Historically, this portfolio has exhibited a Compound Annual Growth Rate (CAGR) of 10.98%, with a maximum drawdown of -34.48%. This performance indicates a relatively high return potential, albeit with significant volatility as evidenced by the drawdown. The days contributing to 90% of returns being limited to 26 suggests that the portfolio's performance is heavily reliant on specific high-performing periods, which underscores the importance of staying invested over the long term to capture these gains.
Using Monte Carlo simulations, which forecast future performance by analyzing a range of possible outcomes based on historical data, this portfolio shows a wide variance in potential future returns. The median projection indicates a 382.2% return, with a 13.30% annualized return across all simulations. However, it's crucial to remember that these projections, while useful for planning, are speculative and depend on historical market conditions repeating in the future.
The portfolio is entirely allocated to stocks, eschewing bonds, cash, or other asset classes. This singular focus on equities enhances growth potential but also increases volatility and risk, particularly in market downturns. Diversification across different asset classes could provide a buffer against stock market fluctuations, potentially smoothing out returns over time.
The sectoral allocation is fairly diversified, with significant weightings in Financial Services, Industrials, and Technology, which together comprise over half of the portfolio. This sectoral spread aligns with a balanced growth strategy but may expose the portfolio to sector-specific risks, such as regulatory changes in financial services or rapid technological shifts affecting the tech sector.
Geographically, the portfolio is heavily weighted towards developed markets, with a notable emphasis on Europe and North America. This orientation towards developed markets may reduce exposure to the volatility of emerging markets but might also limit potential high-growth opportunities available in those regions.

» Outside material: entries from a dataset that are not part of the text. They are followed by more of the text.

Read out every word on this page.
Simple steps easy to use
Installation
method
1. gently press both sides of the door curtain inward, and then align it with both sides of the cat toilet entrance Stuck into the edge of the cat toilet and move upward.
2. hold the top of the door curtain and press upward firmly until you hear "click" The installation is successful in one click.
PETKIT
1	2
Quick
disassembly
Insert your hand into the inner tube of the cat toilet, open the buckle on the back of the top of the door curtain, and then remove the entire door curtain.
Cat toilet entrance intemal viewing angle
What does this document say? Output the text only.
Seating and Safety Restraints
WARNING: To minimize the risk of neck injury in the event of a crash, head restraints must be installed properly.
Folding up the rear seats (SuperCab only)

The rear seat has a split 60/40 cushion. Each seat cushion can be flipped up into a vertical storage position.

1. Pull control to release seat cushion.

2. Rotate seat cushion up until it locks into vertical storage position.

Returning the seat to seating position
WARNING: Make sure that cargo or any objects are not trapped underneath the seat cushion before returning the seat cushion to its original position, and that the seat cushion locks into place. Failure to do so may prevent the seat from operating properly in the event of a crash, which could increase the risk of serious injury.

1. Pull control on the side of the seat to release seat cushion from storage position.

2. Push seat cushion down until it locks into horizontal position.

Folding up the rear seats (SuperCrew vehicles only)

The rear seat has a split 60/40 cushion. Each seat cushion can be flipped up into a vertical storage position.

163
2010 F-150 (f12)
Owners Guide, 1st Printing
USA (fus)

The portfolio's focus on mega and big cap stocks (81% combined) suggests a preference for established, large companies likely to offer stability and steady growth. However, the minimal exposure to small and micro-cap stocks might limit opportunities for outsized gains that these smaller companies can sometimes provide.
This chart shows the Efficient Frontier, calculated using your current assets with different allocation combinations. It highlights the best balance between risk and return based on historical data. "Efficient" portfolios maximize returns for a given risk or minimize risk for a given return. Portfolios below the curve are less efficient. This is informational and not a recommendation to buy or sell any assets.
Click on the colored dots to explore allocations.
While the portfolio is performing well, there's room for optimization. An analysis suggests that with the same level of risk, an optimized portfolio could potentially achieve a higher expected return of 15.27%. This indicates that adjusting the asset allocation could improve the risk-return profile, possibly by diversifying across more asset classes or adjusting the geographic or sectoral distribution.
The dividend yields from the ETFs contribute to the portfolio's overall return, with a total yield of 2.06%. This income can provide a steady cash flow and help cushion the portfolio during market dips, emphasizing the role of dividends in achieving a balanced growth strategy.
The portfolio benefits from exceptionally low costs, with a Total Expense Ratio (TER) of 0.05%. Low costs are crucial for enhancing long-term returns, as they allow a greater portion of investment gains to compound over time. This cost efficiency is a clear strength of the portfolio.